Das alles geschehe in Aßling „absolut im Rahmen“, attestierte Brilmayer den versammelten Gemeinderäten und konnte deshalb gleich gute Nachrichten im doppelten Sinne überbringen – nämlich Senkungen der Gebühren und Beiträge, und das eben nur „geringfügig“. Nach bisher 1,56 Euro pro Kubikmeter werden künftig 1,45 Euro für das Wasser zu bezahlen sein. Beim Herstellungsbeitrag für die nötige Infrastruktur bleibt der Beitragssatz nach der Grundstücksfläche mit 93 Cent pro Quadratmeter unverändert, bei der Geschossfläche werden aus bisher 3,59 Euro nun 3,51 Euro pro Quadratmeter. Austariert wird damit, dass Aßling in den vergangenen drei Jahren 82 000 Euro zu viel eingenommen hat. Ähnlich sieht es beim Abwasser aus. Da wurden mehr als elf Millionen Euro investiert, doch haben die Gebühren und Beiträge dennoch um 225 000 Euro zu viel in die Gemeindekasse gespült, die jetzt eben wieder unter Einberechnung der voraussichtlich in den nächsten drei Jahren anstehenden Investitionen wieder verteilt werden.

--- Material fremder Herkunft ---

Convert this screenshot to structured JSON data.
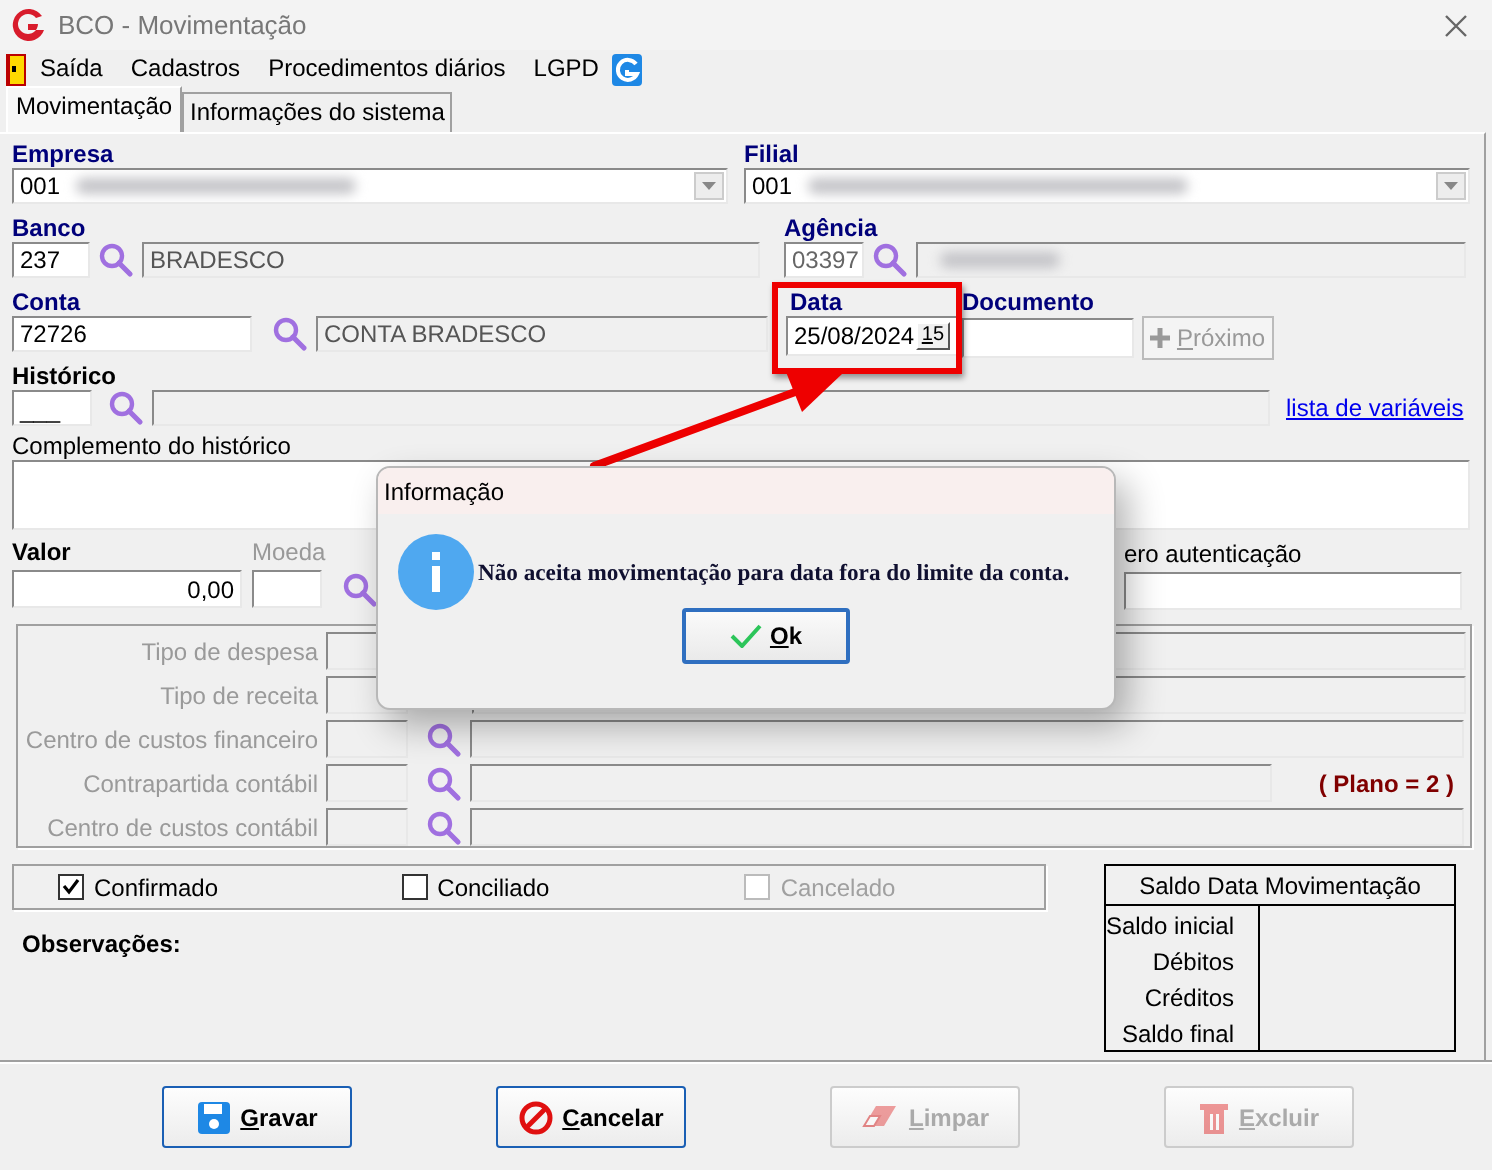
{
  "window": {
    "title": "BCO - Movimentação"
  },
  "menu": [
    {
      "label": "Saída"
    },
    {
      "label": "Cadastros"
    },
    {
      "label": "Procedimentos diários"
    },
    {
      "label": "LGPD"
    }
  ],
  "tabs": [
    {
      "label": "Movimentação",
      "selected": true
    },
    {
      "label": "Informações do sistema",
      "selected": false
    }
  ],
  "empresa": {
    "label": "Empresa",
    "value": "001"
  },
  "filial": {
    "label": "Filial",
    "value": "001"
  },
  "banco": {
    "label": "Banco",
    "code": "237",
    "name": "BRADESCO"
  },
  "agencia": {
    "label": "Agência",
    "code": "03397"
  },
  "conta": {
    "label": "Conta",
    "code": "72726",
    "name": "CONTA BRADESCO"
  },
  "data": {
    "label": "Data",
    "value": "25/08/2024",
    "calendar_button": "15"
  },
  "documento": {
    "label": "Documento"
  },
  "next_button": {
    "label": "Próximo",
    "disabled": true
  },
  "historico": {
    "label": "Histórico",
    "code": "___"
  },
  "variables_link": "lista de variáveis",
  "complemento": {
    "label": "Complemento do histórico"
  },
  "valor": {
    "label": "Valor",
    "value": "0,00"
  },
  "moeda": {
    "label": "Moeda"
  },
  "autenticacao": {
    "label": "ero autenticação"
  },
  "classification_rows": [
    {
      "label": "Tipo de despesa",
      "search": false
    },
    {
      "label": "Tipo de receita",
      "search": false
    },
    {
      "label": "Centro de custos financeiro",
      "search": true
    },
    {
      "label": "Contrapartida contábil",
      "search": true,
      "note": "( Plano = 2 )"
    },
    {
      "label": "Centro de custos contábil",
      "search": true
    }
  ],
  "flags": [
    {
      "label": "Confirmado",
      "checked": true,
      "disabled": false
    },
    {
      "label": "Conciliado",
      "checked": false,
      "disabled": false
    },
    {
      "label": "Cancelado",
      "checked": false,
      "disabled": true
    }
  ],
  "observacoes": "Observações:",
  "saldo": {
    "title": "Saldo Data Movimentação",
    "rows": [
      "Saldo inicial",
      "Débitos",
      "Créditos",
      "Saldo final"
    ]
  },
  "buttons": [
    {
      "label": "Gravar",
      "kind": "save",
      "disabled": false
    },
    {
      "label": "Cancelar",
      "kind": "cancel",
      "disabled": false
    },
    {
      "label": "Limpar",
      "kind": "clear",
      "disabled": true
    },
    {
      "label": "Excluir",
      "kind": "delete",
      "disabled": true
    }
  ],
  "dialog": {
    "title": "Informação",
    "message": "Não aceita movimentação para data fora do limite da conta.",
    "ok": "Ok"
  }
}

So sinken die Gebühren für die Einleitung von einem Kubikmeter Mischwasser, also meist Regenwasser, von 2,69 auf 2,64 Euro, beim richtigen Schmutzwasser, also dem normalen Abwasser, sind es künftig 2,37 statt bislang 2,42 Euro. Von 25,23 auf 24,75 Euro pro Quadratmeter Geschossfläche geht der Beitragssatz sowohl für Schmutz- als auch für Mischwasser zurück, der bei Letzterem auch zu zahlende Beitrag nach Grundstücksfläche ändert von 1,72 auf 1,81 Euro, was die einzige Erhöhung in der gesamten Neukalkulation ist.

Das alles gilt vom Beginn des neuen Jahres an. Denn es wird umgestellt – damit Fachmann Brilmayer leichter arbeiten kann. Künftig wird nämlich immer vom 1. Januar an gerechnet, bislang war es der 1. Oktober. So werden nun die Zyklen der Kalkulation mit dem des Jahres in Einklang gebracht.